SLC Agrícola (SLCE3) exerce preferência para aquisição de terras do Grupo Radar no Mato Grosso

SLC Agrícola (SLCE3) exerce preferência para aquisição de terras do Grupo Radar no Mato Grosso

A SLC Agrícola (SLCE3) comunicou nesta sexta-feira (26) que exerceu de forma irrevogável e irretratável, o direito de preferência para a aquisição da totalidade dos imóveis rurais que compõem o portfólio denominado “Bloco Mato Grosso”, do Grupo Radar.

A companhia disse que o valor total da transação alcançou R$1,85 bilhão, com sinal de R$700 milhões a ser depositado em conta vinculada em até cinco dias úteis, enquanto o saldo de R$1,15 bilhão será pago na data da lavratura.

O bloco compreende um conjunto de propriedades localizadas no Mato Grosso, de aproximadamente 41.214 hectares físicos de área de matrícula, que correspondem a aproximadamente a 28,8 mil hectares agricultáveis, que historicamente oportunizam 100% de plantio de segunda safra, afirmou a SLC. Em relação aos 28,8 mil hectares agricultáveis, a SLC disse que já opera 17,6 mil hectares.

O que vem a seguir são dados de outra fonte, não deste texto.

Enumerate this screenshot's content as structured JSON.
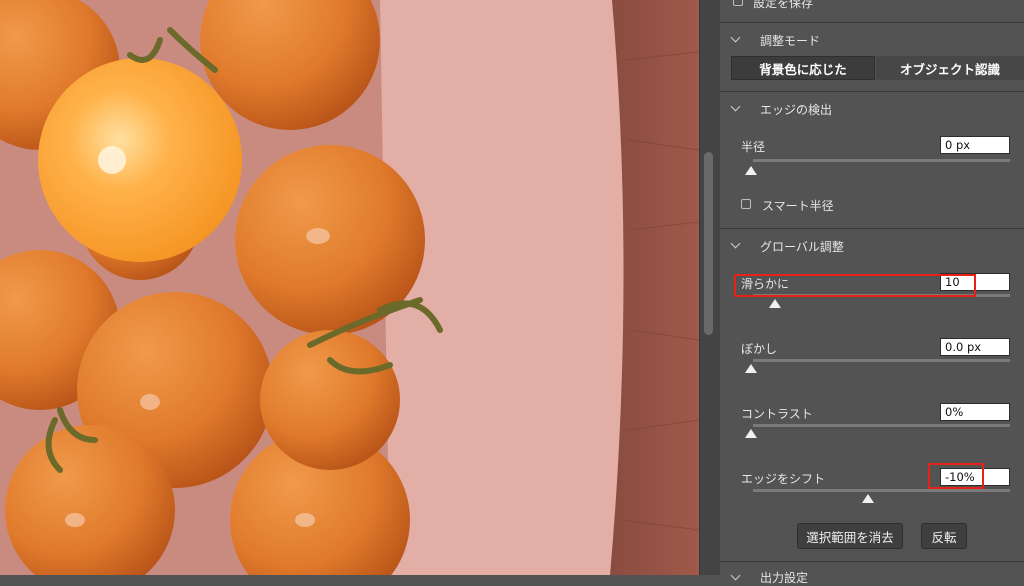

“A aquisição será realizada na modalidade ‘porteira fechada’, em caráter indivisível e em igualdade de condições com a proposta recebida pelas proprietárias dos ativos”, acrescentou em fato relevante à Comissão de Valores Mobiliários (CVM).

BTG vê expansão e SLC Agrícola capturando oportunidades

De acordo com o BTG Pactual, a SLC reforçou durante seu o Investor Day sua estratégia resiliente a ciclos do agronegócio, destacando que o ambiente para o segue desafiador, com custos de insumos mais elevados, margens pressionadas e incertezas para a safra 2026/27, mas também cria oportunidades para empresas com balanço robusto.

A companhia vê fundamentos construtivos para soja e algodão no longo prazo, diante de uma oferta global mais restrita e da manutenção do crescimento da demanda, embora os fertilizantes continuem pressionando a rentabilidade no curto prazo.



A administração destacou que o setor pode estar migrando de uma crise de balanço patrimonial para uma crise de rentabilidade, cenário no qual a SLC pretende continuar expandindo e capturando oportunidades.

“Entre os destaques operacionais estão os avanços em irrigação, que aumentam a produtividade e reduzem riscos climáticos, e o forte crescimento da SLC Sementes, que vem ganhando participação de mercado em soja e algodão”, explicam Thiago Duarte e Guilherme Guttilla.

A reforma tributária foi apontada como positiva para o setor, apesar da maior necessidade de capital de giro, enquanto o portfólio de terras foi reavaliado em R$13,5 bilhões, com valorização de 1% no comparativo anual.

As estimativas foram revisadas para refletir custos mais elevados e margens menores nos próximos anos, mantendo um cenário de curto e médio prazo pressionado. Ainda assim, a combinação de escala, produtividade acima da média, qualidade dos ativos e potencial de valorização das commodities sustenta a recomendação de compra do BTG, com preço-alvo de R$20 por ação.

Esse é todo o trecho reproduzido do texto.